Antes de convencer al oficial nazi de que la ciudad caería, en absoluta soledad había lanzado granadas, disparado a soldados, y finalmente incendiado el edificio de la Gestapo. Había generado una situación de caos en una ciudad cuya libertad era inminente y se sentía en el aire.
Con la ayuda de miembros de la Resistencia, a quienes había contactado antes, tomó prisioneros a 50 nazis. Otros huyeron. Pero la ciudad -de 50 mil habitantes por entonces- había sido recuperada. El hombre con un parche en el ojo lo había conseguido. Era "apenas" un soldado, un francotirador con una capacidad superior.
Pero no regresó a casa. Continuó en Europa un tiempo hasta que finalmente resolvió dar la vuelta al mundo. Nuevo destino: Corea, donde había otra guerra en la cual combatir. Ganó una medalla. Ya no llevaba la cuenta. Esta vez fue por recuperar una colina que estaba repleta de soldados chinos, apoyo de los coreanos del norte.

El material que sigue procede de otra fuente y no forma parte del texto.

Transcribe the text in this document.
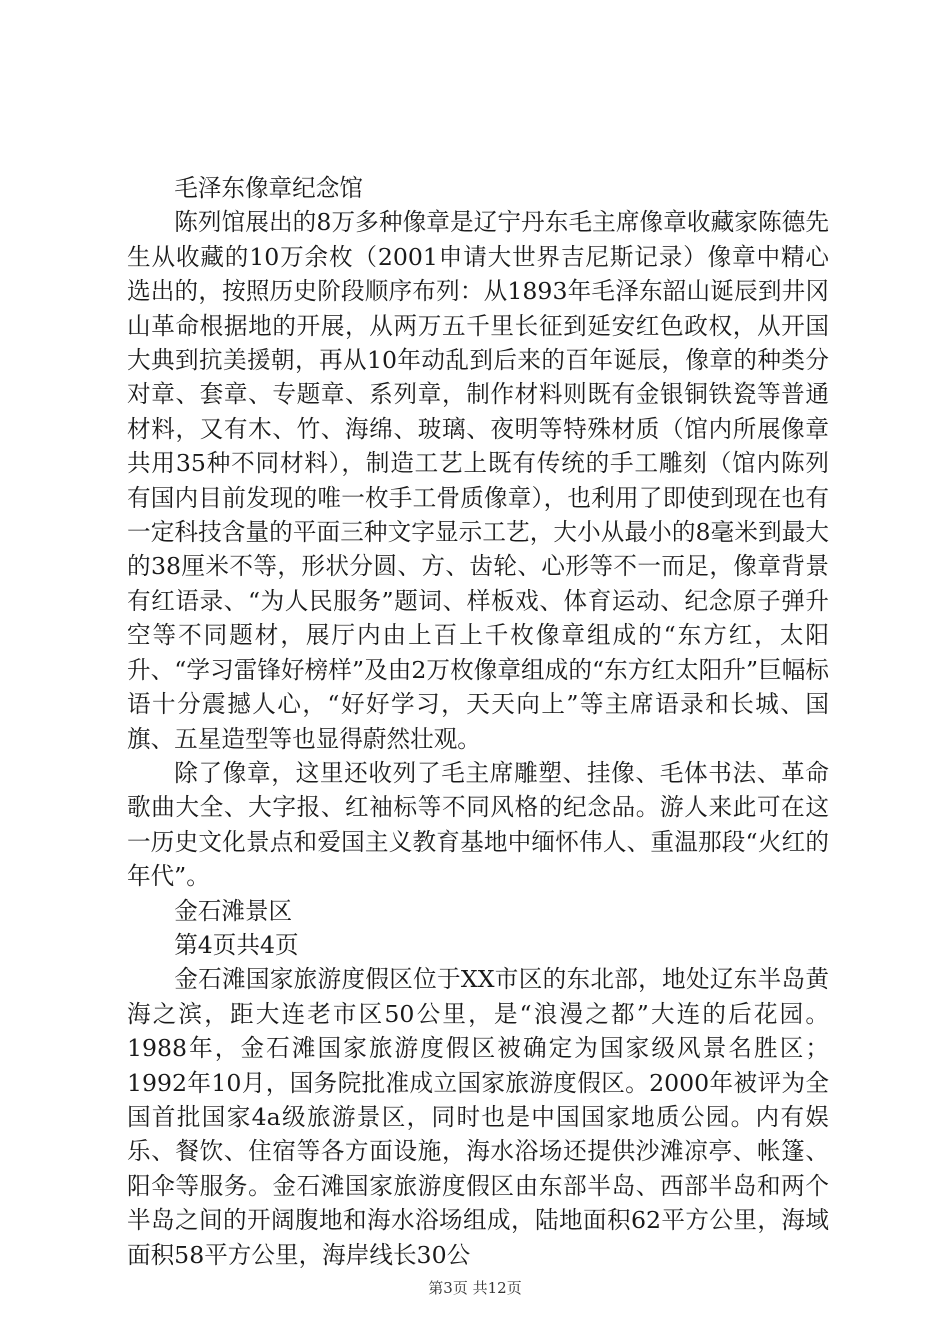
毛泽东像章纪念馆

陈列馆展出的8万多种像章是辽宁丹东毛主席像章收藏家陈德先生从收藏的10万余枚（2001申请大世界吉尼斯记录）像章中精心选出的，按照历史阶段顺序布列：从1893年毛泽东韶山诞辰到井冈山革命根据地的开展，从两万五千里长征到延安红色政权，从开国大典到抗美援朝，再从10年动乱到后来的百年诞辰，像章的种类分对章、套章、专题章、系列章，制作材料则既有金银铜铁瓷等普通材料，又有木、竹、海绵、玻璃、夜明等特殊材质（馆内所展像章共用35种不同材料），制造工艺上既有传统的手工雕刻（馆内陈列有国内目前发现的唯一枚手工骨质像章），也利用了即使到现在也有一定科技含量的平面三种文字显示工艺，大小从最小的8毫米到最大的38厘米不等，形状分圆、方、齿轮、心形等不一而足，像章背景有红语录、“为人民服务”题词、样板戏、体育运动、纪念原子弹升空等不同题材，展厅内由上百上千枚像章组成的“东方红，太阳升、“学习雷锋好榜样”及由2万枚像章组成的“东方红太阳升”巨幅标语十分震撼人心，“好好学习，天天向上”等主席语录和长城、国旗、五星造型等也显得蔚然壮观。

除了像章，这里还收列了毛主席雕塑、挂像、毛体书法、革命歌曲大全、大字报、红袖标等不同风格的纪念品。游人来此可在这一历史文化景点和爱国主义教育基地中缅怀伟人、重温那段“火红的年代”。

金石滩景区

第4页共4页

金石滩国家旅游度假区位于XX市区的东北部，地处辽东半岛黄海之滨，距大连老市区50公里，是“浪漫之都”大连的后花园。1988年，金石滩国家旅游度假区被确定为国家级风景名胜区；1992年10月，国务院批准成立国家旅游度假区。2000年被评为全国首批国家4a级旅游景区，同时也是中国国家地质公园。内有娱乐、餐饮、住宿等各方面设施，海水浴场还提供沙滩凉亭、帐篷、阳伞等服务。金石滩国家旅游度假区由东部半岛、西部半岛和两个半岛之间的开阔腹地和海水浴场组成，陆地面积62平方公里，海域面积58平方公里，海岸线长30公

第3页 共12页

Regresó, finalmente, a su Quebec natal cuando su calendario marcaba los 33 años. Tenía demasiadas heridas en el cuerpo y vivió el resto de su vida de una pensión militar en una casa en Montreal. Pero no fue hasta 1069 cuando comenzó a contar su experiencia en la Segunda Guerra Mundial.
Sus relatos eran increíbles. Pero todos certificados, no sólo por la historia, sino por los relatos que hicieron sobre ellos los vecinos de Zwolle, quienes aquel año lo fueron a buscar para homenajearlo en un aniversario de la liberación de la ciudad. Su esposa y sus hijos no podían creer las misiones que había emprendido en soledad. Estaban frente a un héroe de carne y hueso y no lo sabían.
"Peleé en la Segunda Guerra Mundial con un solo ojo. Y lo hice bastante bien", diría en alguna oportunidad.
Poco a poco comenzó a relatar su vida. Parecía maravillosa. Digna de una superproducción de Hollywood. Pero también -junto con las hazañas- les narró sus temores, sus miserias. Esas que lo mantenían muchas veces apartado, perdido. Pensando. Léo sobrevivió a los disparos, a la crueldad nazi y a las granadas, pero no lograba librarse de las pesadillas que le remarcaban cómo había tenido que disparar con su rifle a adolescentes. Fue su mayor castigo del que nunca pudo librarse. ¿Una maldición?
Léo Major murió en Montreal en 2008. Tenía 87 años. Su historia, 10 años después, lo vuelve inmortal.